BLOGUE. Lire des rapports annuels fait partie de la vie de l’investisseur. Du moins, de l’investisseur qui approche le marché boursier comme une personne d’affaires. C’est une activité intéressante et enrichissante, mais en tirer le maximum n’est toutefois pas toujours évident. Et on vit des frustrations….
Je vais vous donner un exemple concret. En fin de semaine, j’ai lu le rapport annuel d’Abbott Laboratories, le géant de la santé.
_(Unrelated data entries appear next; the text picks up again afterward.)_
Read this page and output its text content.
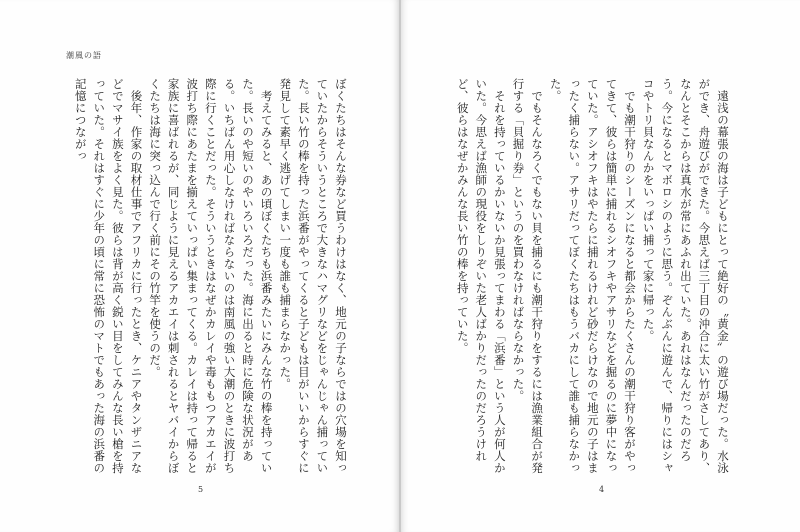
潮風の語

ぼくたちはそんな券など買うわけはなく、地元の子ならではの穴場を知っていたからそういうところで大きなハマグリなどをじゃんじゃん捕っていた。長い竹の棒を持った浜番がやってくると子どもは目がいいからすぐに発見して素早く逃げてしまい一度も誰も捕まらなかった。

考えてみると、あの頃ぼくたちも浜番みたいにみんな竹の棒を持っていた。長いのや短いのやいろいろだった。海に出ると時に危険な状況がある。いちばん用心しなければならないのは南風の強い大潮のときに波打ち際に行くことだった。そういうときはなぜかカレイや毒ももつアカエイが波打ち際にあたまを揃えていっぱい集まってくる。カレイは持って帰ると家族に喜ばれるが、同じように見えるアカエイは刺されるとヤバイからぼくたちは海に突っ込んで行く前にその竹竿を使うのだ。

後年、作家の取材仕事でアフリカに行ったとき、ケニアやタンザニアなどでマサイ族をよく見た。彼らは背が高く鋭い目をしてみんな長い槍を持っていた。それはすぐに少年の頃に常に恐怖のマトでもあった海の浜番の記憶につながっ

5

遠浅の幕張の海は子どもにとって絶好の〝黄金〟の遊び場だった。水泳ができ、舟遊びができた。今思えば三丁目の沖合に太い竹がさしてあり、なんとそこからは真水が常にあふれ出ていた。あれはなんだったのだろう。今になるとマボロシのように思う。ぞんぶんに遊んで、帰りにはシャコやトリ貝なんかをいっぱい捕って家に帰った。

でも潮干狩りのシーズンになると都会からたくさんの潮干狩り客がやってきて、彼らは簡単に捕れるシオフキやアサリなどを掘るのに夢中になっていた。アシオフキはやたらに捕れるけれど砂だらけなので地元の子はまったく捕らない。アサリだってぼくたちはもうバカにして誰も捕らなかった。

でもそんなろくでもない貝を捕るにも潮干狩りをするには漁業組合が発行する「貝掘り券」というのを買わなければならなかった。

それを持っているかいないか見張ってまわる「浜番」という人が何人かいた。今思えば漁師の現役をしりぞいた老人ばかりだったのだろうけれど、彼らはなぜかみんな長い竹の棒を持っていた。

4
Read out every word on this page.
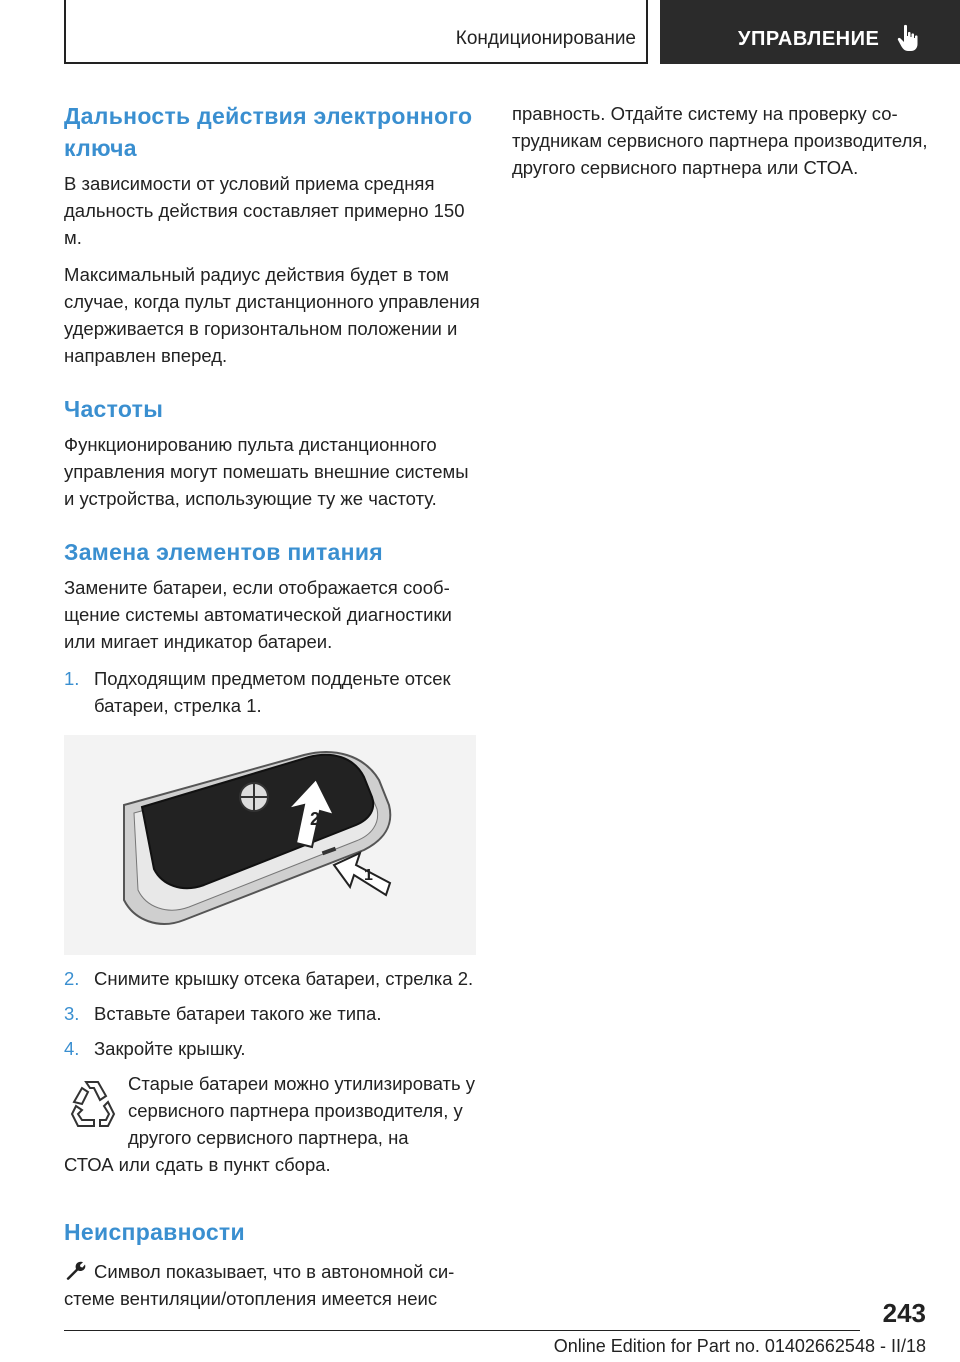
Кондиционирование	УПРАВЛЕНИЕ
Дальность действия электронного ключа

В зависимости от условий приема средняя дальность действия составляет примерно 150 м.

Максимальный радиус действия будет в том случае, когда пульт дистанционного управления удерживается в горизонтальном положении и направлен вперед.

Частоты

Функционированию пульта дистанционного управления могут помешать внешние системы и устройства, использующие ту же частоту.

Замена элементов питания

Замените батареи, если отображается сообщение системы автоматической диагностики или мигает индикатор батареи.

1. Подходящим предметом подденьте отсек батареи, стрелка 1.
2
1
2. Снимите крышку отсека батареи, стрелка 2.
3. Вставьте батареи такого же типа.
4. Закройте крышку.
Старые батареи можно утилизировать у сервисного партнера производителя, у другого сервисного партнера, на
СТОА или сдать в пункт сбора.
Неисправности

Символ показывает, что в автономной системе вентиляции/отопления имеется неис

правность. Отдайте систему на проверку сотрудникам сервисного партнера производителя, другого сервисного партнера или СТОА.

243
Online Edition for Part no. 01402662548 - II/18
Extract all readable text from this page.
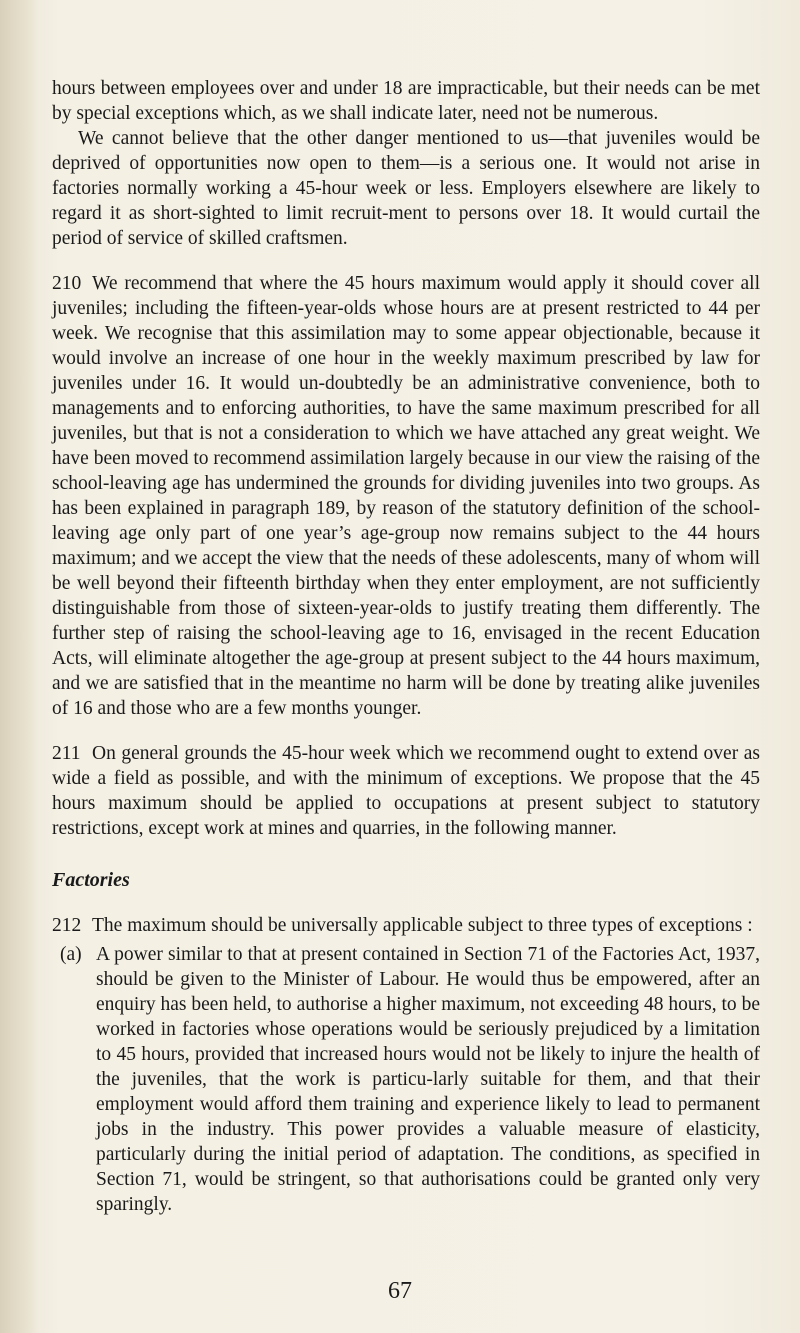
hours between employees over and under 18 are impracticable, but their needs can be met by special exceptions which, as we shall indicate later, need not be numerous.

We cannot believe that the other danger mentioned to us—that juveniles would be deprived of opportunities now open to them—is a serious one. It would not arise in factories normally working a 45-hour week or less. Employers elsewhere are likely to regard it as short-sighted to limit recruit-ment to persons over 18. It would curtail the period of service of skilled craftsmen.

210 We recommend that where the 45 hours maximum would apply it should cover all juveniles; including the fifteen-year-olds whose hours are at present restricted to 44 per week. We recognise that this assimilation may to some appear objectionable, because it would involve an increase of one hour in the weekly maximum prescribed by law for juveniles under 16. It would un-doubtedly be an administrative convenience, both to managements and to enforcing authorities, to have the same maximum prescribed for all juveniles, but that is not a consideration to which we have attached any great weight. We have been moved to recommend assimilation largely because in our view the raising of the school-leaving age has undermined the grounds for dividing juveniles into two groups. As has been explained in paragraph 189, by reason of the statutory definition of the school-leaving age only part of one year’s age-group now remains subject to the 44 hours maximum; and we accept the view that the needs of these adolescents, many of whom will be well beyond their fifteenth birthday when they enter employment, are not sufficiently distinguishable from those of sixteen-year-olds to justify treating them differently. The further step of raising the school-leaving age to 16, envisaged in the recent Education Acts, will eliminate altogether the age-group at present subject to the 44 hours maximum, and we are satisfied that in the meantime no harm will be done by treating alike juveniles of 16 and those who are a few months younger.

211 On general grounds the 45-hour week which we recommend ought to extend over as wide a field as possible, and with the minimum of exceptions. We propose that the 45 hours maximum should be applied to occupations at present subject to statutory restrictions, except work at mines and quarries, in the following manner.

Factories

212 The maximum should be universally applicable subject to three types of exceptions :

(a) A power similar to that at present contained in Section 71 of the Factories Act, 1937, should be given to the Minister of Labour. He would thus be empowered, after an enquiry has been held, to authorise a higher maximum, not exceeding 48 hours, to be worked in factories whose operations would be seriously prejudiced by a limitation to 45 hours, provided that increased hours would not be likely to injure the health of the juveniles, that the work is particu-larly suitable for them, and that their employment would afford them training and experience likely to lead to permanent jobs in the industry. This power provides a valuable measure of elasticity, particularly during the initial period of adaptation. The conditions, as specified in Section 71, would be stringent, so that authorisations could be granted only very sparingly.
67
Comme je le fais toujours, j’ai commencé par lire le message du président à ses actionnaires, en l’occurrence Miles D. White. Et ce fut une lecture fascinante.
M. White explique en détails les grandes réalisations d’Abbott l’an dernier, soit entre autres des revenus en progression de 10,5% , des bénéfices en hausse de 11,8%, des fonds générés de plus de neuf milliards de dollars (G$) US et un dividende en hausse pour la 39e année. De plus, le conseil d’administration a annoncé son intention de scinder Abbott en deux, une société de produits médicaux qui continuera à porter le nom d’Abbott et une entreprise dédiée aux produits pharmaceutiques dont le nom reste à décider. La première, sur la base des résultats de 2011, aurait des revenus de 17,4G$US et la deuxième 21,5G$US.
Le président explique assez bien pourquoi la direction a décidé de procéder à cette division.
En raison de contraintes de temps, je n’ai pu lire tout le rapport annuel d’un coup. J’ai repris la lecture deux jours plus tard, abordant cette fois les états financiers. Et là j’ai eu certaines frustrations.
D’abord, dans l’état des résultats, j’ai observé que les bénéfices d’exploitation (les bénéfices avant les frais financiers et les impôts) en 2011 avaient reculé par rapport à 2010, passant de 6,1G$US à 5,7G$. J’ai immédiatement regardé les bénéfices nets, qui eux, étaient en faible hausse, passant de 4,6G$US à 4,7G$US.
J’en savais assez pour exciter ma curiosité. J’ai relu le message du président, notamment le passage où il parlait des bénéfices d’Abbott. Il mentionne que sa société a accru ses profits de 11,8%, mais O nuance, il parle de «ongoing earnings», sans expliquer davantage (habituellement, on ajoute un astérisque référant à une note définissant ce concept d’«ongoing earnings»). Je présume qu’il s’agit des bénéfices récurrents et qu’il y a eu une charge exceptionnelle l’an dernier.
Je retourne à l’état des résultats, mais après consultation intensive, je ne vois aucun poste extraordinaire. Je note toutefois que les dépenses générales («selling, general and administrative») ont augmenté considérablement pendant l’exercice. Il est possible que le poste extraordinaire ait été imputé à cet item.
Je consulte par la suite l’état de l’évolution de la situation financière en me disant que c’est le meilleur moyen, de toute façon, d’évaluer la vraie rentabilité de la société. Je serai déçu car je n’y vois aucun poste pouvant expliquer l’écart entre les profits des états financiers et ceux mentionnés par le président. Les fonds autogénérés en 2011 ont été faiblement en hausse par rapport à 2010. J’y vois par contre qu’Abbott amortit à la vitesse de la lumière des actifs intangibles, ce qui camoufle une partie de ses bénéfices. On parle de 1,6G$US en 2011 et 1,4G$US lors de l’exercice précédent. C’est 30% des bénéfices avant impôts de 2011.
Pour faire une histoire courte, j’ai trouvé l’explication dans un tableau de la note 6 («Segment and Geographic Area Information») et à la note 7 intitulée «Litigation and Environmental Matters». Abbott a pris une charge de 1,5G$US en 2011 reliée à une enquête menée par le ministère de la Justice américain concernant ses activités de vente et marketing pour le Depakote, un médicament pour les troubles bipolaires.
Je me serais attendu à ce qu’une société de cette taille fasse preuve de plus de limpidité. Peut-être pas aller jusqu’à demander au président d’en parler dans son message à ses actionnaires, mais certainement d’y consacrer une ligne dans son état des résultats.
En terminant, si vous voulez calculer les bénéfices récurrents et pertinents d’Abbott, vous devez éliminer cette charge, ajouter l’amortissement de l’actif intangible et tenir compte du fait que la société a payé seulement 9,0% d’impôts en 2011 comparé à 19% l’année précédente.